Правда, и я был у нее на особом положении: малярия по-прежнему через день валила меня в постель. Я вдруг переставал устойчиво стоять на ногах и что-либо отчетливо сознавать — волей-неволей Марусе приходилось обо мне заботиться! Впрочем, неволи не было: Маруся ухаживала за мной охотно и даже сердито кричала, когда я, обессиленный, отказывался есть то, что она наготовила.

Вскоре после моего приезда Фира объявила, что займется незамедлительной ликвидацией малярии. К несчастью, в аптеках не было даже хины. Продавалось какое-то суррогатное лекарство — единственное его сходство с хинином состояло в том, что оно было таким же горьким. Я перестал его принимать — разумеется, не сообщая об этом жене. Уже работая на заводе «Пирометр», я спокойно расхаживал с температурой 38–39° — видимых признаков слабости просто не было, я научился не поддаваться приступам. Зато вечерами я отпускал себя на волю.

Температура подскакивала до сорока и выше. Я валился на постель — и поступал в распоряжение красочного бреда. Меня переполняли фантастические видения, я погружался в сюрреалистический (до крика) мир — он не столько мучил, сколько захватывал меня. Я увлекся призрачными образами, стал ждать их, когда они задерживались. Подсев на высокую температуру, я опять превращался в наркомана.

На лето Фира подыскала нам дачу. Собственно, определение «дача» мало подходило избушке в Тайцах, где Фира сняла небольшую комнатку с верандой.

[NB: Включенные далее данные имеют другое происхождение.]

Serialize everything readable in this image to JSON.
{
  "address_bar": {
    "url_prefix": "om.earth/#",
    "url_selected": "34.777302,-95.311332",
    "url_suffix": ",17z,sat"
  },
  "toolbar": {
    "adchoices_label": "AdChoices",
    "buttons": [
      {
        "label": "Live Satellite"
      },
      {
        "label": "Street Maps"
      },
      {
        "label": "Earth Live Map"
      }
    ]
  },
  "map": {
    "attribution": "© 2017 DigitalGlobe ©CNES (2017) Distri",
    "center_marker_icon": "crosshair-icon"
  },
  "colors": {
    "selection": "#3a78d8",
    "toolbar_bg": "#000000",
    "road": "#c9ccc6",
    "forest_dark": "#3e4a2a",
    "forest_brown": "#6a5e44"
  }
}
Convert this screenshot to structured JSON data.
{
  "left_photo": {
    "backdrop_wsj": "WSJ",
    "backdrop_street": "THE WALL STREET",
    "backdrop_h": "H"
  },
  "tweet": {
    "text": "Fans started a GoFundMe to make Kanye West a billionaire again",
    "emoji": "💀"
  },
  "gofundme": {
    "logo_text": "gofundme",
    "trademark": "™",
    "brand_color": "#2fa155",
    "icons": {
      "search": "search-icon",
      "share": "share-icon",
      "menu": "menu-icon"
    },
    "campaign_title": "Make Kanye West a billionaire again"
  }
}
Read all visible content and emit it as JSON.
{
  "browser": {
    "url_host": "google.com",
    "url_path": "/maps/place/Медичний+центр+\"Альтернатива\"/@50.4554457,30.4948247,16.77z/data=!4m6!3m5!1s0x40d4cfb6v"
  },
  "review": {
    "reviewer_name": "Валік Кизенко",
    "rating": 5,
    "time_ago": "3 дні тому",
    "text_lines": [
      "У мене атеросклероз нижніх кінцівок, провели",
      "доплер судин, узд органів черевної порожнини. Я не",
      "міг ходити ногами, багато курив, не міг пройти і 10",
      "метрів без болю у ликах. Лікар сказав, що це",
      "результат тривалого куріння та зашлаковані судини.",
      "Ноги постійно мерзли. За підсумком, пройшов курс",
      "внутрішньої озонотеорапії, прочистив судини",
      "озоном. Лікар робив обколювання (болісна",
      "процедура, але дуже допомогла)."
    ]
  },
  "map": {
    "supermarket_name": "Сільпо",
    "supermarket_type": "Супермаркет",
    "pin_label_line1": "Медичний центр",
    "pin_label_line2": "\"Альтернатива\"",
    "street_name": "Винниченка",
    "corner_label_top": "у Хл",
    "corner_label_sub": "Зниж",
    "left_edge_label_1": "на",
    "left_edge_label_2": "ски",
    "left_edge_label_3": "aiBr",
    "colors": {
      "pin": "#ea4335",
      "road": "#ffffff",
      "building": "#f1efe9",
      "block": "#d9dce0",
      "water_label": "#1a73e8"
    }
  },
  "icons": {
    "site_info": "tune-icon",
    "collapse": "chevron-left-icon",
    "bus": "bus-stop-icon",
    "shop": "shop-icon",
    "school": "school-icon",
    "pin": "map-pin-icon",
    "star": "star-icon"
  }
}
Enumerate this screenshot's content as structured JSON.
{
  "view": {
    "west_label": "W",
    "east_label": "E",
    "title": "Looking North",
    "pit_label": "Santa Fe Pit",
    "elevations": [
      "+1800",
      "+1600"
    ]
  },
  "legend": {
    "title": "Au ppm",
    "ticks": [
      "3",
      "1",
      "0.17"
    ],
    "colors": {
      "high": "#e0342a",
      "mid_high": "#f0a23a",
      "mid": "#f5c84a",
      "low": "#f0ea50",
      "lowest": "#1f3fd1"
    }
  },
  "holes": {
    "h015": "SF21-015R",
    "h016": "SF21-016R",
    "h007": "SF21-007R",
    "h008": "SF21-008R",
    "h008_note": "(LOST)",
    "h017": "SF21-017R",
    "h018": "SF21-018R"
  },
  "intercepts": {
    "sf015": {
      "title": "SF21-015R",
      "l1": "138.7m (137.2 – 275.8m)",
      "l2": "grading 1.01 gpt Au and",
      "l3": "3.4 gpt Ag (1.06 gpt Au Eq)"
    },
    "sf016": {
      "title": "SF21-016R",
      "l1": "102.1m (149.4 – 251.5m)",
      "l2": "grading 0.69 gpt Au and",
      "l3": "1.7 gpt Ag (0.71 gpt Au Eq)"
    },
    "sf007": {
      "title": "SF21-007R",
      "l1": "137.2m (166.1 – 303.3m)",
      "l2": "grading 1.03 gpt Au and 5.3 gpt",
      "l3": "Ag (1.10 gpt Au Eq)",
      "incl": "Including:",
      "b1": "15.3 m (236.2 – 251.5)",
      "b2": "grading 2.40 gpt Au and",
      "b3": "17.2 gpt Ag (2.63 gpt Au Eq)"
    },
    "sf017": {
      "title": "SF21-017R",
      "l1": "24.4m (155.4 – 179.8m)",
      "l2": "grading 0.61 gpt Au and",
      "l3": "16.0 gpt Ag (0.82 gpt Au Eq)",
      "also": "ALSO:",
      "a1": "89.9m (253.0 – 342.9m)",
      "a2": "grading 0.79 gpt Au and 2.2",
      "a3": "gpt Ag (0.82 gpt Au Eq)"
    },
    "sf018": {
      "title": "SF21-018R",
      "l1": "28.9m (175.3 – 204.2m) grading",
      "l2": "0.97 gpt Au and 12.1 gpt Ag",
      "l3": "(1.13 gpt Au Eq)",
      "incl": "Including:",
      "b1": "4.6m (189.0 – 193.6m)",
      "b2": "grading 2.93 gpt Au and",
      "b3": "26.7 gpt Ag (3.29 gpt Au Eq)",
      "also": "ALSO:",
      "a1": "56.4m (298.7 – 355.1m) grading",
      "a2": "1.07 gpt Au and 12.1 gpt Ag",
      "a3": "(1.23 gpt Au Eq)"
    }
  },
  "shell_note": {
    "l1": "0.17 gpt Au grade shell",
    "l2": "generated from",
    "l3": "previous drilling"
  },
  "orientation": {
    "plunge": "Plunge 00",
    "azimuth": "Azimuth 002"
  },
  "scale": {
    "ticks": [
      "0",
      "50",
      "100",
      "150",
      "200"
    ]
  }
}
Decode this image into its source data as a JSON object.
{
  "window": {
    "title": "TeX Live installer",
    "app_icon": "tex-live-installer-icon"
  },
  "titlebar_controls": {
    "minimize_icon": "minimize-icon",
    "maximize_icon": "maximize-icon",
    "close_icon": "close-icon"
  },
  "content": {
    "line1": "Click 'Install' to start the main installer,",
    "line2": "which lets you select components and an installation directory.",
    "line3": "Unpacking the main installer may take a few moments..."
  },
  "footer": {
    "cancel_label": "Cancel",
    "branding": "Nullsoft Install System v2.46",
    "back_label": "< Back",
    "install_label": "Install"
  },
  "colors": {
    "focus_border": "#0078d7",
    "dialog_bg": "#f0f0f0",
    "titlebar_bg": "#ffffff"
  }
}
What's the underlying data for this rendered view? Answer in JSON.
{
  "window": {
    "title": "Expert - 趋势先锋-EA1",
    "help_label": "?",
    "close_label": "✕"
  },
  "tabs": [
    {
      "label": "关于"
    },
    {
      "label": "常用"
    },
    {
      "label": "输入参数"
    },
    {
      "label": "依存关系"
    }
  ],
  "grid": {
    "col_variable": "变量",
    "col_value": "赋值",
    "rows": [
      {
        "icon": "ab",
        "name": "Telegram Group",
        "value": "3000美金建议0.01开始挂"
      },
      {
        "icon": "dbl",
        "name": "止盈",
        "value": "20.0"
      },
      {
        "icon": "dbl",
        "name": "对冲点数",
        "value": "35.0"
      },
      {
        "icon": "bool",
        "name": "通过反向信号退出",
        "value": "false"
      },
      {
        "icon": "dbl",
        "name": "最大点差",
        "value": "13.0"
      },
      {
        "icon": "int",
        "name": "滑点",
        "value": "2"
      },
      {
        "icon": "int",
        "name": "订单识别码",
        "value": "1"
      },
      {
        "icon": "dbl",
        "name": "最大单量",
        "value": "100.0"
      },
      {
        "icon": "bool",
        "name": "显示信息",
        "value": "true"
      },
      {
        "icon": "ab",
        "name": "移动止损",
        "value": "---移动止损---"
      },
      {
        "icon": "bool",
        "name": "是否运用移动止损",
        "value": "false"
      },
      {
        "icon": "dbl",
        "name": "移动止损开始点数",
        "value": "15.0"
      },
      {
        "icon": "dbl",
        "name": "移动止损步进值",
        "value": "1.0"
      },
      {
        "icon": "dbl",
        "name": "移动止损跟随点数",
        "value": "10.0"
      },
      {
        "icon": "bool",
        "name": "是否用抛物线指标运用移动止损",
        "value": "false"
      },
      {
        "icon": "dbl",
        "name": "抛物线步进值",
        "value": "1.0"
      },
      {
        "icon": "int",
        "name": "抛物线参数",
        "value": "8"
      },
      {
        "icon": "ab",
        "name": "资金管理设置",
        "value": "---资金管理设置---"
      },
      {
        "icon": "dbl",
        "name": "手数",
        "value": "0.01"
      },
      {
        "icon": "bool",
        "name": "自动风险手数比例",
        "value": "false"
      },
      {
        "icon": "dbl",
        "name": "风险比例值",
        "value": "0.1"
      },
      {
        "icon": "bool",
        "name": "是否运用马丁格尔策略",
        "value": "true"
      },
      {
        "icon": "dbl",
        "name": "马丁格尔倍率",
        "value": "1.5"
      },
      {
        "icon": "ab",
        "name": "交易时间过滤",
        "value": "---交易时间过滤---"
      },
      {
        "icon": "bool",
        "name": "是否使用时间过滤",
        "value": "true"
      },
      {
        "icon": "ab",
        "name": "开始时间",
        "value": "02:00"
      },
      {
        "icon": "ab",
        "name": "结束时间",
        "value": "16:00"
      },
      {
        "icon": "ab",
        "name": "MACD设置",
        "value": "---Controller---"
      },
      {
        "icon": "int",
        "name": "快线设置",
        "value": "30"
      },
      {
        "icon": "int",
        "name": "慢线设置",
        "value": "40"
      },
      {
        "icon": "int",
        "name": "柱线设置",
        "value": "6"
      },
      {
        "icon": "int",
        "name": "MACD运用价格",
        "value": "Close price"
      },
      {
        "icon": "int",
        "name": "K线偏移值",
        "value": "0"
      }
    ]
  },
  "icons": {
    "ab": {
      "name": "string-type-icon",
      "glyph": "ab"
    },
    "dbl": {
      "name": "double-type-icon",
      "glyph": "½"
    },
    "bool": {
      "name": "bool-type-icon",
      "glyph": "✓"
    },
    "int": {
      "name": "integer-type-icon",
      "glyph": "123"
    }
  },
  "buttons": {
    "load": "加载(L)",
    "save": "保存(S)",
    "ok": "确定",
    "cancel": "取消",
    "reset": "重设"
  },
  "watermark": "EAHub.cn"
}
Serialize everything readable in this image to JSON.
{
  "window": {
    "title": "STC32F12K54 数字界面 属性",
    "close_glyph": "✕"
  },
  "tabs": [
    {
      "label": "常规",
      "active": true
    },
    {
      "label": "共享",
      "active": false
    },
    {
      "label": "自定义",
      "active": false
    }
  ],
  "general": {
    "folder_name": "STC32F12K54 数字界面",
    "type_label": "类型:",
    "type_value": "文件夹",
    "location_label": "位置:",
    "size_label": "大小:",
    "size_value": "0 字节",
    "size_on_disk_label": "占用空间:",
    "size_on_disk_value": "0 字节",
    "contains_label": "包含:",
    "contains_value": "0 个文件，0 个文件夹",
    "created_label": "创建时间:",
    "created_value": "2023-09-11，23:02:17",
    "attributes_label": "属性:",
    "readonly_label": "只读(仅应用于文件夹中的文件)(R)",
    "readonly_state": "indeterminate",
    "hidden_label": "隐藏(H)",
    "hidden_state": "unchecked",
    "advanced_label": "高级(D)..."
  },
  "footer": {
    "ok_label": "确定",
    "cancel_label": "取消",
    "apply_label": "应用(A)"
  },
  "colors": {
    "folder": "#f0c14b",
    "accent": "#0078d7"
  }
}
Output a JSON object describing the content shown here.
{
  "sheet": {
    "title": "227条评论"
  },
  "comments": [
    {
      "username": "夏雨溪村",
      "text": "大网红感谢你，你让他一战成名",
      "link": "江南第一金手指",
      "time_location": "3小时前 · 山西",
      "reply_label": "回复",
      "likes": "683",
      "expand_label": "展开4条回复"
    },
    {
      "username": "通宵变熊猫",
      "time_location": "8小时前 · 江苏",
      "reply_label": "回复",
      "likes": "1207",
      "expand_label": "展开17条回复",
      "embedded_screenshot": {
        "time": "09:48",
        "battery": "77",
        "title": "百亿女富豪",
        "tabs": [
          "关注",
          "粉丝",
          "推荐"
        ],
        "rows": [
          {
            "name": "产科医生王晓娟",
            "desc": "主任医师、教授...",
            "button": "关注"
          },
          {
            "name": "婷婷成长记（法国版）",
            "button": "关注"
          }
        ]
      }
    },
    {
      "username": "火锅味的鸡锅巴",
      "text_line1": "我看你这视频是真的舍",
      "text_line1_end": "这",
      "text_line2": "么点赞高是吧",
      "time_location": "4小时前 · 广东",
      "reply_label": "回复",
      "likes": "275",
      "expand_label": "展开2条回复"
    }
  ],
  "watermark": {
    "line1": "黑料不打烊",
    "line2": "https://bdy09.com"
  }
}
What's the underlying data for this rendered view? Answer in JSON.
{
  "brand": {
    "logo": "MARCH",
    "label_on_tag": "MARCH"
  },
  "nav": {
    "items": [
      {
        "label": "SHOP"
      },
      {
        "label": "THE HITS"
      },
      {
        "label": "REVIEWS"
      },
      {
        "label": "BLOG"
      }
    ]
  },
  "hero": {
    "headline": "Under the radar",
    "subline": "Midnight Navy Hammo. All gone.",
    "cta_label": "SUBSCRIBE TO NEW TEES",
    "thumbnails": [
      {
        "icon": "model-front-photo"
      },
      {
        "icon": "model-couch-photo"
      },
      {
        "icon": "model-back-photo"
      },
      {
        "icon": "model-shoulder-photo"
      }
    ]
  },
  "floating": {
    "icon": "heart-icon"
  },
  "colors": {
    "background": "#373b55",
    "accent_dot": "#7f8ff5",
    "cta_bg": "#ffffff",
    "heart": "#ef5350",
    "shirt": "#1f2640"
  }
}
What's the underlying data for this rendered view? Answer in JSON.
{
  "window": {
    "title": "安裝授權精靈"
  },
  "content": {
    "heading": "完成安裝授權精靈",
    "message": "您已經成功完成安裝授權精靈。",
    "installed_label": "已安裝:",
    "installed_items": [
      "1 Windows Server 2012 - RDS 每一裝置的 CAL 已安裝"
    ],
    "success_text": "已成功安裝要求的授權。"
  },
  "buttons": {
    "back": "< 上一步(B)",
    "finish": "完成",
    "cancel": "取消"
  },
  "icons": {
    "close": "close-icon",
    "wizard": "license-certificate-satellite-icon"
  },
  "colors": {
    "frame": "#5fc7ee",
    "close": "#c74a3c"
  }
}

Обычно здесь жили мы трое — Маруся, Наташа и я (постоянной работы у меня еще не было). Фира приезжала в выходные и праздники, Борис вообще не появлялся.

Тайцы — крохотная станция на Балтийской дороге (сразу после Дудергофа, где зимой на внушительном холме устраивались лыжные гонки и постоянно квартировало какое-то воинское соединение). От Балтийского вокзала до самой Гатчины это было, наверное, самое неподходящее для малярика место: болотистое поле, небольшой сырой лесок, чахлая кучка домиков. Что удалось, то и достала, — сокрушенно известила меня Фира, привезя на летнее обиталище. Я не сетовал: раньше у меня вообще не было дач. А что сплошное болото, после вечной южной суши даже понравилось. Правда, раздражало, что ноги вечно хлюпали по слякоти, заросшей дурной травой.